Aber auch in der Waadt forderte der gewonnene Arbeitskampf einen hohen Preis: Novartis erhält im Kanton Waadt eine substanzielle Steuererleichterung in unbekannter Höhe. Zugleich wird ein Terrain im Besitz des Pharmamultis in Bauland umgewidmet – der Mehrwert wird auf bis zu neunzehn Millionen Franken geschätzt. Dieser Deal hat in anderen Kantonen für Kopfschütteln gesorgt.
Unter dem Strich bleibt die Erkenntnis: Wenn Belegschaft, Gewerkschaften, Behörden und die Bevölkerung zusammenstehen und koordiniert vorgehen, kann ein Arbeitskampf erfolgreich geführt werden. Und offenbar ist es für bürgerliche PolitikerInnen einfacher, sich gegen einen US-dominierten Multi zu wehren als gegen einen lokal verankerten Traditionsbetrieb.

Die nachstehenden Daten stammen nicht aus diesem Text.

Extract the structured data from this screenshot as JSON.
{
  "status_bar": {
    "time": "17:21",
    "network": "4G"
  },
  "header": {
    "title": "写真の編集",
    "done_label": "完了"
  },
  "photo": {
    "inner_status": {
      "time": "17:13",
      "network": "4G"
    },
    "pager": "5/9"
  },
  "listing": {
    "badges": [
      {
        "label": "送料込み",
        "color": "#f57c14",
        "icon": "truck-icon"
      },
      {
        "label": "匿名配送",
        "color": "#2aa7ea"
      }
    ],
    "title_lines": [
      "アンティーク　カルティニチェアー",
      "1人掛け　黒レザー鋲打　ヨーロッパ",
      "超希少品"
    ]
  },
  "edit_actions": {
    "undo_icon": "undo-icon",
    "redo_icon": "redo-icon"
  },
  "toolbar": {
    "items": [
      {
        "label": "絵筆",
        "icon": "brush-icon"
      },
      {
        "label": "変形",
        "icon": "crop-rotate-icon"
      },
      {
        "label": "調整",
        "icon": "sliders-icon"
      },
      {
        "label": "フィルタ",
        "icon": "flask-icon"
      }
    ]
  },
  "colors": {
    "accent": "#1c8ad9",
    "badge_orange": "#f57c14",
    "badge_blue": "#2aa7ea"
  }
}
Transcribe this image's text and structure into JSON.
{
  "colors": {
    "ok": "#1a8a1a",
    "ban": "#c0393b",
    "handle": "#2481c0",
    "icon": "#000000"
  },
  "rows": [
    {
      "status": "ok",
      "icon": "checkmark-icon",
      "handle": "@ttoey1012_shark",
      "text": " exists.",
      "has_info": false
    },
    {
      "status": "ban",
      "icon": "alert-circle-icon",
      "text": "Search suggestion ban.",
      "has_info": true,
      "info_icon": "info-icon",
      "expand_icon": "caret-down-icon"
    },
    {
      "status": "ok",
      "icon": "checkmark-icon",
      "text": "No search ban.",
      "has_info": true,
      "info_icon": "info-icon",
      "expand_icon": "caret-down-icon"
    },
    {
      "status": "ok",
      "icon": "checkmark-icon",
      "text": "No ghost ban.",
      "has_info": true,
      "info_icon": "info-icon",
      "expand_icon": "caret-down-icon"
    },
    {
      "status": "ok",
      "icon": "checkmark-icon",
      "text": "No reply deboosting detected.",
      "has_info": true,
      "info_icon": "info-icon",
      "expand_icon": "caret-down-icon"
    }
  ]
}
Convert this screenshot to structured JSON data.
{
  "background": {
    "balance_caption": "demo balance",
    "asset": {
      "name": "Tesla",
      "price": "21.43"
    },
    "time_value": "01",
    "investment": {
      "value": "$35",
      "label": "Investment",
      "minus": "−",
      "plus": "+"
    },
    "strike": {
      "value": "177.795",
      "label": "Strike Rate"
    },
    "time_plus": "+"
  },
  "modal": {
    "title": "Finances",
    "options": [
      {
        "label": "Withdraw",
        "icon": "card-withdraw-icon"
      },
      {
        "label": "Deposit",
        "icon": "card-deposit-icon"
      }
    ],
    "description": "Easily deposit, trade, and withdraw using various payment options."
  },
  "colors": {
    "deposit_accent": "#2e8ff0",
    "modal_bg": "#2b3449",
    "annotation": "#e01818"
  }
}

Autor: Helen Brügger, Nyon, und Ralph Hug, St. Gallen/WOZ
@Hendrik: kann ich nur zustimmen. Denn welche Arbeitnehmer kümmern sich sonst um Kollegen bundesweit, die auch ihre Stelle verlieren?
Erst wenn Betriebsschließungen, Verlust der Arbeitsplätze spruchreif sind, setzt die Gegenwehr ein. Als Außenstehender fragt mann sich, was haben die Arbeiter und Angestellten davor für die Sicherung ihrer Arbeitsplätze getan? Wie hoch war der gewerkschaftliche Organisationsgrad im Betrieb, das Interesse und die Unsterstützung der Betriebsratsarbeit? Wenn die Entscheidung des Unternehmes gefallen ist, dann Protestaktionen zu entwickeln ist sinnvoll, aber in den wenigsten Fällen von Erfolg gekrönt. Meine Solidarität mit den Betroffenen hält sich in Grenzen.